Pour mieux gérer une catastrophe, les experts internationaux sont unanimes : il faut disposer de la bonne information. Celle qui permet de déterminer à l’avance les coûts que génère l’impact de la catastrophe, qu’elle soit naturelle ou non. Ainsi le pays touché pourrait prendre des décisions appropriées face à une inondation ou à une épidémie de choléra par exemple. C’est pour remédier à cette situation  que les membres de la plateforme nationale de réduction de risques de catastrophes issus de différents départements ministériels et du corps des sapeurs-pompiers sont soumis à une session de formation de trois jours depuis hier à Yaoundé. Organisée par le ministère de l’Administration territoriale et de la Décentralisation (Minatd) en partenariat avec le programme des Nations unies pour le développement (PNUD), cette rencontre vise à mettre en place un logiciel de collecte de données.
« Au Cameroun, il est parfois difficile de chiffrer le nombre de victimes ou d’estimer les dégâts matériels au cours d’une épidémie de grippe aviaire ou d’une inondation. Conséquences, personne ne détient aucune information fiable parce que n’étant pas centralisée. Pourtant, en les rendant disponibles, il y aurait une possibilité d’effectuer des analyses et éviter des décisions aléatoires », a expliqué Adam Fysh, chargé de programme compréhension des risques au Bureau régional pour l’Afrique du Bureau des Nations unies pour la réduction des risques de catastrophe.
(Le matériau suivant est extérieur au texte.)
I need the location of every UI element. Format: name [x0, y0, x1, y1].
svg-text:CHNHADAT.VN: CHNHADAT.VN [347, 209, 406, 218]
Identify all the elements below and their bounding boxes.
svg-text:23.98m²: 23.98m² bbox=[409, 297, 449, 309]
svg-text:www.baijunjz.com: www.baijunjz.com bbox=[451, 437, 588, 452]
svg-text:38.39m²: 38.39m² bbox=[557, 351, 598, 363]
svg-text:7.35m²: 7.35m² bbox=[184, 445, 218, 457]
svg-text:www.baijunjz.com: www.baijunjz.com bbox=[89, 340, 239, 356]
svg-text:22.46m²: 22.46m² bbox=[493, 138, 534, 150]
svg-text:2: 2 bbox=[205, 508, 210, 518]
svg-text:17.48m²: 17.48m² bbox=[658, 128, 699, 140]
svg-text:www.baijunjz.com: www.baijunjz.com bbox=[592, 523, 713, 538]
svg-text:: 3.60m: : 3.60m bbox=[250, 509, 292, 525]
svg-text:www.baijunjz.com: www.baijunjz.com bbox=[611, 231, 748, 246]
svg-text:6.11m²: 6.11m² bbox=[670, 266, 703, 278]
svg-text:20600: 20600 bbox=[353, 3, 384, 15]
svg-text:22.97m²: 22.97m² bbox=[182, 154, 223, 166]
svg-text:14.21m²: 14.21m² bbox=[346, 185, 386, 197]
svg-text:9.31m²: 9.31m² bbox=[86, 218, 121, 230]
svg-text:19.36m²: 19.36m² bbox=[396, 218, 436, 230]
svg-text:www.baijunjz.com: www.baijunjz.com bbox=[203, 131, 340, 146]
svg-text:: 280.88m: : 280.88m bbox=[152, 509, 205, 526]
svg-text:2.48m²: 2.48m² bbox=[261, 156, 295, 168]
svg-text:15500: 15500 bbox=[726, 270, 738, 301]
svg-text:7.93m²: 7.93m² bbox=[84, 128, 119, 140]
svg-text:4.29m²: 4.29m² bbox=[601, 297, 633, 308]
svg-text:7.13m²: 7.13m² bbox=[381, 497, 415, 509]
Au cours de cette cérémonie, le ministre délégué au Minatd, chargé des collectivités territoriales décentralisées, Jules Doret Ndongo, a rappelé l’importance de l’information en matière de gestion des catastrophes. « L’exploitation des rapports issus des différentes catastrophes permet de maîtriser celles qui peuvent survenir et de s’adapter grâce aux informations antérieures. Ceci  même si nous savons que, les catastrophes naturelles n’avertissent pas », a expliqué le ministre. Et d’ajouter que le renforcement des capacités des personnes appelées à agir et à réagir une fois que l’information est parvenue au centre de décision, permet d’y faire face et de rester mobilisé en permanence.